The yarn-spinning culminates in a fact-based incident where the pilot was blinded by enemy fire and was talked down to a safe landing by a fellow flier. Less credibly, in the film version, this resulted in an arrested landing back on the carrier instead of at a shore airfield from the actual incident.
A credit to the production was the original photography on the carrier USS Oriskany (CV-34) depicting shipboard life and flight deck operations off San Diego in 1953. For the combat scenes, though, stock footage was employed.
The other Michener tale (though without the writer’s character portrayal) appeared onscreen shortly afterward was “The Bridges at Toko-Ri,” arguably the best depiction of carrier aviation to date. The film follows the dilemma of a reluctant reservist, portrayed by William Holden, who left his law practice to return to carrier aviation.
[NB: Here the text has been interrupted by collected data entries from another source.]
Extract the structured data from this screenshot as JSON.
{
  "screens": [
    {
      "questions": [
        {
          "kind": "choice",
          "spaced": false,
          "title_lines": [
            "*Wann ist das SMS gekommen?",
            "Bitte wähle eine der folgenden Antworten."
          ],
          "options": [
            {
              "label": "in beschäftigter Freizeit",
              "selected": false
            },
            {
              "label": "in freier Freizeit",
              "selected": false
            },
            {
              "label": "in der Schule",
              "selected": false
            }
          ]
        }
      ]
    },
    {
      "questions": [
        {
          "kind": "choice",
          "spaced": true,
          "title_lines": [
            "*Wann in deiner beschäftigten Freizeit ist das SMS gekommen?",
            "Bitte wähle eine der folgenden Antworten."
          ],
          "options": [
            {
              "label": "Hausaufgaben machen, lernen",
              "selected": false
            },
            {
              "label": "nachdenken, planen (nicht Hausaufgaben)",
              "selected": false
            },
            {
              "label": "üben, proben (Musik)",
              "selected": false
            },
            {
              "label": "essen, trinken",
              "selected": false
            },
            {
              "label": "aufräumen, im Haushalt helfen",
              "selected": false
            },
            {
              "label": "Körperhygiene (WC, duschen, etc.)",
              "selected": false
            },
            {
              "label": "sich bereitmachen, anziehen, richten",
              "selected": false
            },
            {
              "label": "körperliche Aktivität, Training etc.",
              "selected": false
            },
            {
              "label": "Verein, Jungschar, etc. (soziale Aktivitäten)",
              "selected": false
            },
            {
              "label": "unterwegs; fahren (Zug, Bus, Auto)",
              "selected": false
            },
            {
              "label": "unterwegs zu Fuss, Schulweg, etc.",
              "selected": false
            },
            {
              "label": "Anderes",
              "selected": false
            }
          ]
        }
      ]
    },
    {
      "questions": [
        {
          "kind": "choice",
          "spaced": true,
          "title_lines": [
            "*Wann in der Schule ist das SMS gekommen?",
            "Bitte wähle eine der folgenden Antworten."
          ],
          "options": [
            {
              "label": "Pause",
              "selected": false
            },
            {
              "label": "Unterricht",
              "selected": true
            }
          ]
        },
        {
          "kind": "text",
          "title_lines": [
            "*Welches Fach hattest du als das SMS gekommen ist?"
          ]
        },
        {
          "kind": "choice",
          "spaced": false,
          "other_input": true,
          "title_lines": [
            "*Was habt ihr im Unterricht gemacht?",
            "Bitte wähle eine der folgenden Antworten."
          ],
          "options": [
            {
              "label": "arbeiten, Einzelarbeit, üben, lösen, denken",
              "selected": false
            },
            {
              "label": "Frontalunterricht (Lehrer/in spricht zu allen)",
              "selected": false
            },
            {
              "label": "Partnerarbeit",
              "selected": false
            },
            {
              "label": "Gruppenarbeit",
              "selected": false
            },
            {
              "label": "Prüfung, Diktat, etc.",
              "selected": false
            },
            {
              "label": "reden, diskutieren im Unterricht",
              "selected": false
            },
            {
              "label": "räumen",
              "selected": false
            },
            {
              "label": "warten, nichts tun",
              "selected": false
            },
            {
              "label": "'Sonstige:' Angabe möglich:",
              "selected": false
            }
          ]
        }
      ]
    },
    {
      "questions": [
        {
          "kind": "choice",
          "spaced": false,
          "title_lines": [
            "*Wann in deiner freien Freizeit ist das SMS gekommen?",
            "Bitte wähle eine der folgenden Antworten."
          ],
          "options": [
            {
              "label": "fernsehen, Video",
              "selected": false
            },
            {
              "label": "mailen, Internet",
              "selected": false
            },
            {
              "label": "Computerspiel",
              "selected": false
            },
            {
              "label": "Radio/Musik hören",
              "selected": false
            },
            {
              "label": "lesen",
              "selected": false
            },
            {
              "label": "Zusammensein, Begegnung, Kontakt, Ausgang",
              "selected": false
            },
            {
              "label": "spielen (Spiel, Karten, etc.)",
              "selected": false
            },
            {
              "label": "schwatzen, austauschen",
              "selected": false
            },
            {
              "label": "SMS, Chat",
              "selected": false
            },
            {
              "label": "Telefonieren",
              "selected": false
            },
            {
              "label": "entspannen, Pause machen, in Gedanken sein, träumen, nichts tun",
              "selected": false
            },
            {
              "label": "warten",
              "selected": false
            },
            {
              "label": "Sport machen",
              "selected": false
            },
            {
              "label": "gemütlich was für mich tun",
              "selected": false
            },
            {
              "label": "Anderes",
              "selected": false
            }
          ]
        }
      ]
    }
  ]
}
The story’s climax leads to a harrowing attack on heavily defended railway bridges and a surprising downing of the film’s hero by fragments of his bombs at an easy secondary target. A desperate rescue attempt results in the shoot down of a helicopter crewed by Mickey Rooney and Earl Holliman, Jr. Before a second rescue could mount, the enemy closes in on the men and finishes them after a bloody standoff. Both films benefited from extensive photography aboard the Oriskany, including lavish coverage of flight deck operations in the last years of straight deck carriers. In addition to the unfortunate ending for a Hollywood picture of that era (reportedly shot that way at actor Holden’s insistence), the film is one of the few flying pictures with a diverting ground sequence featuring the antics of Rooney’s and Holliman’s characters on liberty in Tokyo.
Triumphs and Missteps: Reflecting on Korean-Era Aviation Films
Unfortunately, the final film in this trifecta reflects an indifferent approach to the subject matter. The original script for “Air Strike” from 1955 purportedly had ambitions about a pair of pilots overcoming ethnic bigotry among their shipmates. Still, the Navy expressed hostility to such a depiction of the fleet, and those elements were removed from the plot. The result was a chaotic mess of indifferent dialog and a laughable splicing of stock aerial footage from World War II and the early jet era without regard for continuity. In fact, the editing creates an impression that the fighter squadron depicted flew at least five different jet fighters (the F9F Panther and Cougar, the FH Phantom-1, and the FJ-1 and FJ-3 Fury), often in the same flying sequence!
This inconsistency carried over to depictions of different carriers, though USS Essex (CV-9) was the primary subject. Worse, the action was said to be in the Atlantic as the new squadron was working up for eventual action in Korea.
Although the Korean War was a difficult subject on the big screen, having four separate dramas on carrier aviation for the viewer is a surprising trove for such a specialist topic. “Devotion” is a welcome addition to this modest pantheon of flying pictures. Hopefully, more stories from this crucial period of carrier aviation will be brought to the public.